SOMEBODY SET UP US THE BOMB: Meet Anita Pallenberg, the Teutonic goddess who ‘created’ the Rolling Stones.
The twenty-three-year-old Pallenberg first met the Stones backstage in Berlin in 1965. Winder invites us to picture the “Teutonic goddess” leaning against the spotty lads’ dressing room door, “her smile cocky, revealing flashes of fanglike teeth.” She dug into her pocket for a vial of amyl nitrate, then asked: “Vant to smoke a joint?” The Stones had never taken drugs before. Nor had they met a woman as intimidatingly experienced as Pallenberg. Winder notes they were used to “Carnaby Street’s trendy dolly birds with their knee socks and baby-doll dresses.” But Pallenberg had grown up “skipping school with the street kids and artists in Rome, grave-digging, beach drinking, boyfriends with Vespas, Caffè Rosati with Federico Fellini and living in Warhol’s Manhattan as a Factory girl.”
Faithfull has always credited Pallenberg with creating the Stones. She brought them swashbuckling, gender-bending flair and the cosmopolitan confidence to flout the rules. She zipped them into skirts, slipped them drugs and took them to galleries. Winder calls her a “pythoness” — a satanic majesty who humiliated, seduced, empowered, educated, bonded and divided the band as the whim took her. She goaded them into the swagger they carried into their music and they remixed tracks on her instructions.

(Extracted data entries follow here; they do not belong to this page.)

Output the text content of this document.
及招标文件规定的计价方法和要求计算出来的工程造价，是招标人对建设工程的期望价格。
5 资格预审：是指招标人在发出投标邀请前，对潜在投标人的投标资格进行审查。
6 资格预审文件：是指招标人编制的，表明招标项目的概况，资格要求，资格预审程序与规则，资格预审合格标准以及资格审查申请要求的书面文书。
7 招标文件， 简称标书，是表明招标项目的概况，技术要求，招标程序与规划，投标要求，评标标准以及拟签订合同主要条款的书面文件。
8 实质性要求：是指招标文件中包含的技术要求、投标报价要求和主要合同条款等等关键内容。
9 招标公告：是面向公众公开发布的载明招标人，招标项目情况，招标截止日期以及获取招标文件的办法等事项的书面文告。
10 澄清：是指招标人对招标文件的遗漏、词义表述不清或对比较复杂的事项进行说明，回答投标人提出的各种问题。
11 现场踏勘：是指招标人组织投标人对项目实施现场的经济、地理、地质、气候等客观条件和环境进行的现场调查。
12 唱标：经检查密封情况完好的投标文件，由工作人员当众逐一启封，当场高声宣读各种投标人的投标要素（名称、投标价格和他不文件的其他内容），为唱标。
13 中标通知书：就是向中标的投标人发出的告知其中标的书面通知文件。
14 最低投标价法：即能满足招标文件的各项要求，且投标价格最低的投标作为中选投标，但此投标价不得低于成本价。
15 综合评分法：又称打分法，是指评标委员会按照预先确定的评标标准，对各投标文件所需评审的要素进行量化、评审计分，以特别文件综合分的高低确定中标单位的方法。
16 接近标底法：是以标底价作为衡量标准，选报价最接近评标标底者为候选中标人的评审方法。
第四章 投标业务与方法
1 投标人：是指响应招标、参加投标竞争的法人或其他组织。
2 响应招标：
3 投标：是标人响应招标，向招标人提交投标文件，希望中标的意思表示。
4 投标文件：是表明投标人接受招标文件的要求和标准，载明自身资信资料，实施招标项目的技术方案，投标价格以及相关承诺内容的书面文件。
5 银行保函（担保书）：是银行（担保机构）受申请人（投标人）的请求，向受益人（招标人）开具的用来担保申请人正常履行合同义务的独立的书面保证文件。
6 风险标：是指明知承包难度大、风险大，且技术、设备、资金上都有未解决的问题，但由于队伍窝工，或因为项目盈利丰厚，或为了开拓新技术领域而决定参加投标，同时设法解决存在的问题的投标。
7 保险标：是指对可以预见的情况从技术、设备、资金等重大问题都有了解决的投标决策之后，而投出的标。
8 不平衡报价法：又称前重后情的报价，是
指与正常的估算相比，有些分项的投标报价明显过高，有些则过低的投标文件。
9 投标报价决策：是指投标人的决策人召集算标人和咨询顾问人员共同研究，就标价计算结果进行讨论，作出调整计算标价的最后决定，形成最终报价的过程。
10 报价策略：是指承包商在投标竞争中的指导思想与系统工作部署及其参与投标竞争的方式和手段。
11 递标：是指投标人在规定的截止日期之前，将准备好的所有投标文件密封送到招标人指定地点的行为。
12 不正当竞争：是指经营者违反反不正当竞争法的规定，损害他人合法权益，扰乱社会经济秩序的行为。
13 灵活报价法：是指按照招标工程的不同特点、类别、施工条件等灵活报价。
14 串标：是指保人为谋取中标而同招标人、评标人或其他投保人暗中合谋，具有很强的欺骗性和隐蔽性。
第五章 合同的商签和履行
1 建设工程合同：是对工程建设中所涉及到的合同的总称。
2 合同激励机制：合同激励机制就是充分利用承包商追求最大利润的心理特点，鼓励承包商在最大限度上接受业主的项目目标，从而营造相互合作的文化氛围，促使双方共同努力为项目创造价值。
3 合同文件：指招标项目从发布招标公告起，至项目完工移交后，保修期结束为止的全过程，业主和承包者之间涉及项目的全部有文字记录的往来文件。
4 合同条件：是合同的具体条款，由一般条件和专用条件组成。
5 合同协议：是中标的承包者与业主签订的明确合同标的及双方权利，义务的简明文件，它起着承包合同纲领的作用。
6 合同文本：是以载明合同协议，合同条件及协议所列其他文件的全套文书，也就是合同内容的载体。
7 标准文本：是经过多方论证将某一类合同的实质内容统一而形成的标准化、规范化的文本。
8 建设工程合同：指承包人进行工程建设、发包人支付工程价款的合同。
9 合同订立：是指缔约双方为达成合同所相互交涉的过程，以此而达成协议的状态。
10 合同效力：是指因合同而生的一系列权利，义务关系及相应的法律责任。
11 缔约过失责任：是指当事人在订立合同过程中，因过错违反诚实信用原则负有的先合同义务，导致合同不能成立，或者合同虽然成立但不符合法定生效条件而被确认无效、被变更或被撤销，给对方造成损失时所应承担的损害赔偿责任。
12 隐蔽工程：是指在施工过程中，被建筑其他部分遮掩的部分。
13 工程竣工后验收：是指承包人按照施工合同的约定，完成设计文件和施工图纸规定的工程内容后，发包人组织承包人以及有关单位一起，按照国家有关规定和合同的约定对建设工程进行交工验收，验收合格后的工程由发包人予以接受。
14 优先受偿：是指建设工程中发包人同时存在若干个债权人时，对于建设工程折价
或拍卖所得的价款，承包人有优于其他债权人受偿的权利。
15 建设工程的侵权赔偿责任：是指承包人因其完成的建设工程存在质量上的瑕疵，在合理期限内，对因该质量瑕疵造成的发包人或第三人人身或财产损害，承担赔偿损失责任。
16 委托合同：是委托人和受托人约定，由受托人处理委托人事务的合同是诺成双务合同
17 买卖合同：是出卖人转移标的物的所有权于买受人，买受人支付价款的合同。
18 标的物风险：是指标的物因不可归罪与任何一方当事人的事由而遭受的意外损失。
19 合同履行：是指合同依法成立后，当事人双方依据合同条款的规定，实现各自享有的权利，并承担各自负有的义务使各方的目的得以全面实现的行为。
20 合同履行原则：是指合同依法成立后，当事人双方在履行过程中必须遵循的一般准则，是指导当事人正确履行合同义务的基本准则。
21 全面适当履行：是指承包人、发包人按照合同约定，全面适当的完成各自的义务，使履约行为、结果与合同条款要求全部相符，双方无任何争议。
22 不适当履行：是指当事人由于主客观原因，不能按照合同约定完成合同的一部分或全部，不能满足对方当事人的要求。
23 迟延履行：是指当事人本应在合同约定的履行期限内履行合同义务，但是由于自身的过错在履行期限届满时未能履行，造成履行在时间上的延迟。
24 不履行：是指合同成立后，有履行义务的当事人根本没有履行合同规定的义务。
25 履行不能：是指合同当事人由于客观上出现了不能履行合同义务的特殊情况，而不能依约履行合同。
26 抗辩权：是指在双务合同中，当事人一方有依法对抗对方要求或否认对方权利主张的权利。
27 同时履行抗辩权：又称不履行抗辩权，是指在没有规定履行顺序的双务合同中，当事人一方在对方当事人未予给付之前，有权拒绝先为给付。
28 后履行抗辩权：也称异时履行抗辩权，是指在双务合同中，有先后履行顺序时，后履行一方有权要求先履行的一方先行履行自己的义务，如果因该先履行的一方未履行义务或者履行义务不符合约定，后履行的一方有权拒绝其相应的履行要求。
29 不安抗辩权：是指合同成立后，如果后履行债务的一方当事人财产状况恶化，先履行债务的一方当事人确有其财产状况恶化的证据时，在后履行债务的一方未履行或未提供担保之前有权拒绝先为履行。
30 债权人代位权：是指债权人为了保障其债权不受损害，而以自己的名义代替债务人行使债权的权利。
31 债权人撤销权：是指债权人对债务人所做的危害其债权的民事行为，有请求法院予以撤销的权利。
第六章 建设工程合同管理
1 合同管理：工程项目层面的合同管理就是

But they all struggled with her freewheeling power. Brian Jones eventually responded by blacking her eyes and ripping up the film scripts she was offered. Keith Richards initially loved her from afar, while the competitive Jagger was irked that she out-cooled his own girlfriend, the Buckinghamshire farm-raised model Chrissie Shrimpton (whom he controlled with strict curfews and gifts of children’s toys). Jagger withdrew his offer of marriage to Shrimpton and upgraded to the more intellectual Faithfull.
There’s no doubt that Pallenberg was the Stones’ muse in the late ’60s and early 1970s, when they did some of their best work. But she didn’t “create” the group. The band existed before her, and after she and Keith broke up.